Ill lay: Queen Mary, in Sandringham, of a cold; Edward of Wales, in York House, London, of a chill suspected of indicating malaria; Editor Charles H, Dennis of the Chicago Daily News, in Chicago, of overwork; Sculptress Gertrude Vanderbilt Whitney, in Manhattan, following an operation for acute mastoiditis; Dr. Hjalmar Schacht, former President of the Reichsbank, at Warin, German, of injuries suffered in an automobile crash; John Work Garrett, U. S. Ambassador to Italy, at his Baltimore home, with a broken foot suffered when he tripped on a rug; Lieut.-Commander George Ottilie Noville, companion of Admiral Byrd on his North Pole and transatlantic nights, in Manhattan, of alcoholism and grave injuries suffered when he stepped in the path of a taxicab; Sheila MacDonald, youngest daughter of Prime Minister Ramsay MacDonald, following an operation on her foot; Jane Addams, famed social worker, in Chicago, of bronchitis; Film Actress Ann Harding, in Jacksonville, Fla., of a dislocated shoulder caused she knew not how.

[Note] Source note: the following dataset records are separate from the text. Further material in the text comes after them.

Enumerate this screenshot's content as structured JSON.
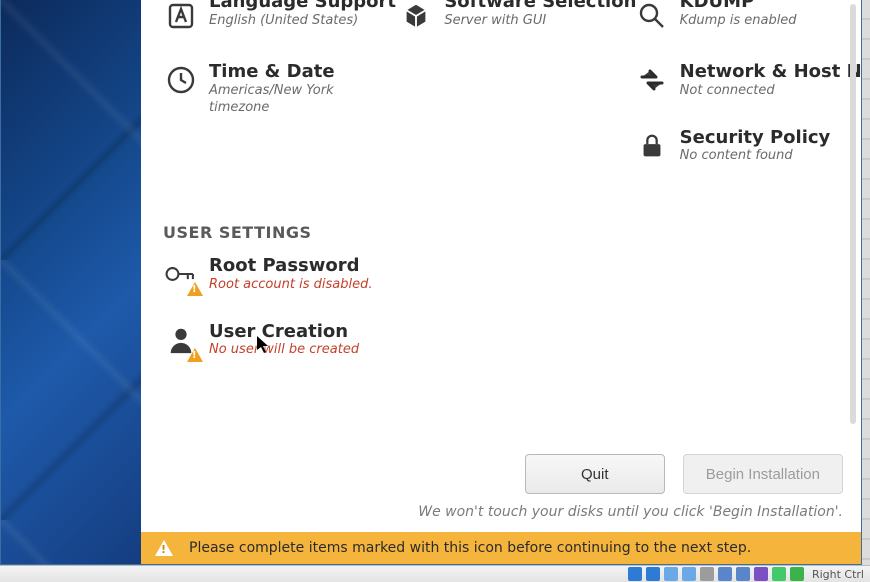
{
  "system": {
    "language": {
      "title": "Language Support",
      "sub": "English (United States)"
    },
    "software": {
      "title": "Software Selection",
      "sub": "Server with GUI"
    },
    "kdump": {
      "title": "KDUMP",
      "sub": "Kdump is enabled"
    },
    "time": {
      "title": "Time & Date",
      "sub": "Americas/New York timezone"
    },
    "network": {
      "title": "Network & Host N",
      "sub": "Not connected"
    },
    "security": {
      "title": "Security Policy",
      "sub": "No content found"
    }
  },
  "user_settings_header": "USER SETTINGS",
  "user": {
    "root": {
      "title": "Root Password",
      "sub": "Root account is disabled."
    },
    "create": {
      "title": "User Creation",
      "sub": "No user will be created"
    }
  },
  "buttons": {
    "quit": "Quit",
    "begin": "Begin Installation"
  },
  "hint": "We won't touch your disks until you click 'Begin Installation'.",
  "warning_bar": "Please complete items marked with this icon before continuing to the next step.",
  "vbox": {
    "host_key": "Right Ctrl"
  }
}
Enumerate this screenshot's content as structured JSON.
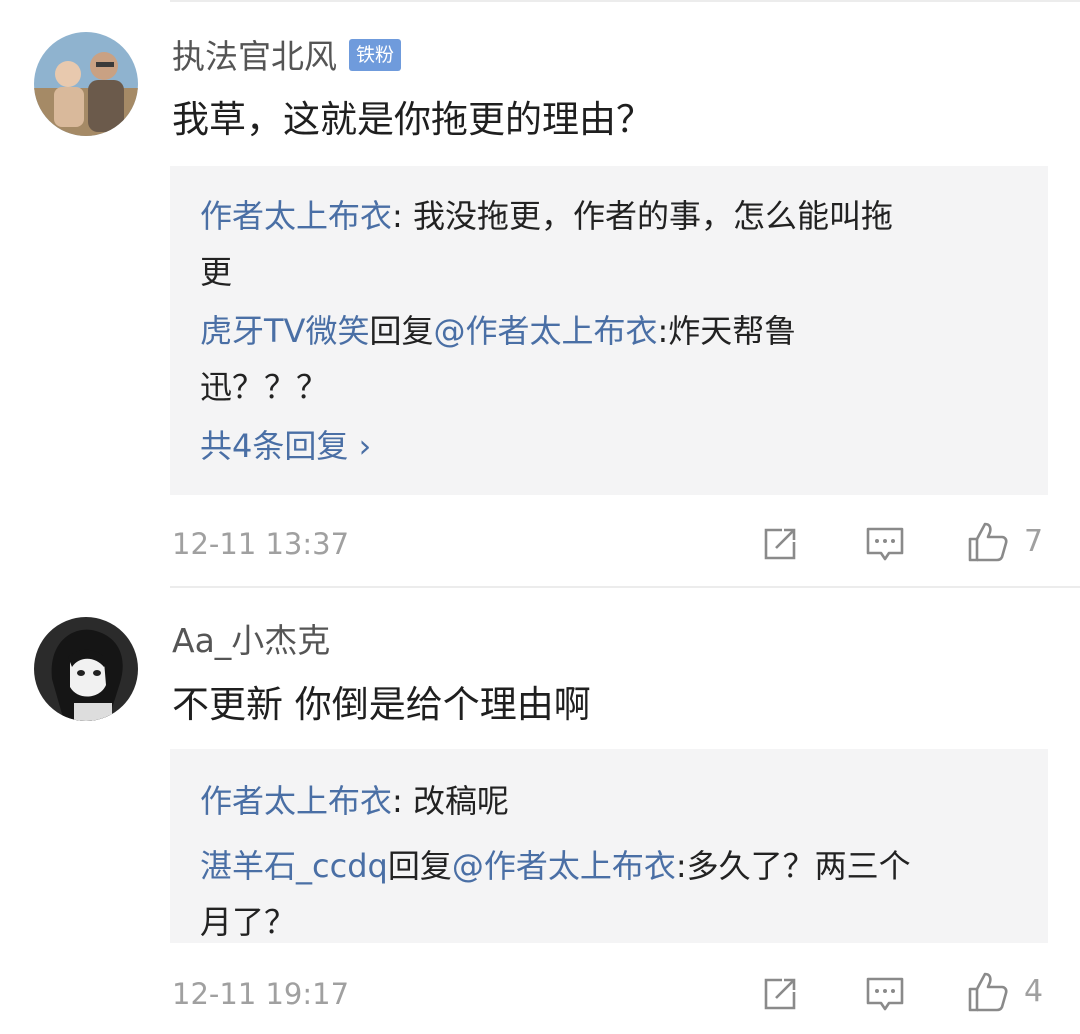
{
  "comments": [
    {
      "username": "执法官北风",
      "badge": "铁粉",
      "text": "我草，这就是你拖更的理由？",
      "replies": [
        {
          "name": "作者太上布衣",
          "line1": ": 我没拖更，作者的事，怎么能叫拖",
          "line2": "更"
        },
        {
          "name": "虎牙TV微笑",
          "mid": "回复",
          "target": "@作者太上布衣",
          "line1": ":炸天帮鲁",
          "line2": "迅？？？"
        }
      ],
      "more_replies": "共4条回复 ›",
      "time": "12-11 13:37",
      "likes": "7"
    },
    {
      "username": "Aa_小杰克",
      "text": "不更新 你倒是给个理由啊",
      "replies": [
        {
          "name": "作者太上布衣",
          "line1": ": 改稿呢"
        },
        {
          "name": "湛羊石_ccdq",
          "mid": "回复",
          "target": "@作者太上布衣",
          "line1": ":多久了？两三个",
          "line2": "月了？"
        }
      ],
      "time": "12-11 19:17",
      "likes": "4"
    }
  ],
  "icons": [
    "share-icon",
    "comment-icon",
    "thumbs-up-icon"
  ],
  "colors": {
    "link": "#4a6fa5",
    "badge": "#6f9bdc",
    "reply_bg": "#f4f4f5",
    "meta": "#a0a0a0"
  }
}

Manhattan Realestatesman Robert Walton Goelet gave a shoot at Chateau Sandrincourt, near Paris, for the Duke of Toledo (Alfonso of Spain).
For loss of memory suffered when the steel-soled slipper of a girl dancer in the Folies-Bergere flew off and struck him on the forehead, John G. Hopper, explorer, onetime mining partner of Herbert Clark Hoover in Mexico, collected $6,600. He had sued for $12,000, settled out of court.
The Earl of Harewood, son-in-law of George V, the Earl of Ellesmere, the Earl of Rosebery, the London Times and the Racing Almanac were ordered to pay -L-16,000 damages to Racehorse Trainer Charles Chapman in the latters libel suit in which he claimed he had been falsely accused of doping the racehorse Don Pat at Newmarket Heath two years ago.
Secretary of War Patrick Jay Hurley bought 1,200-acre Belmont Plantations near Leesburg, Va., recently sold under foreclosure by Publisher Edward Beale ("Ned") McLean of the Washington Post; denied a report that he had loaned $100,000 to Publisher McLean.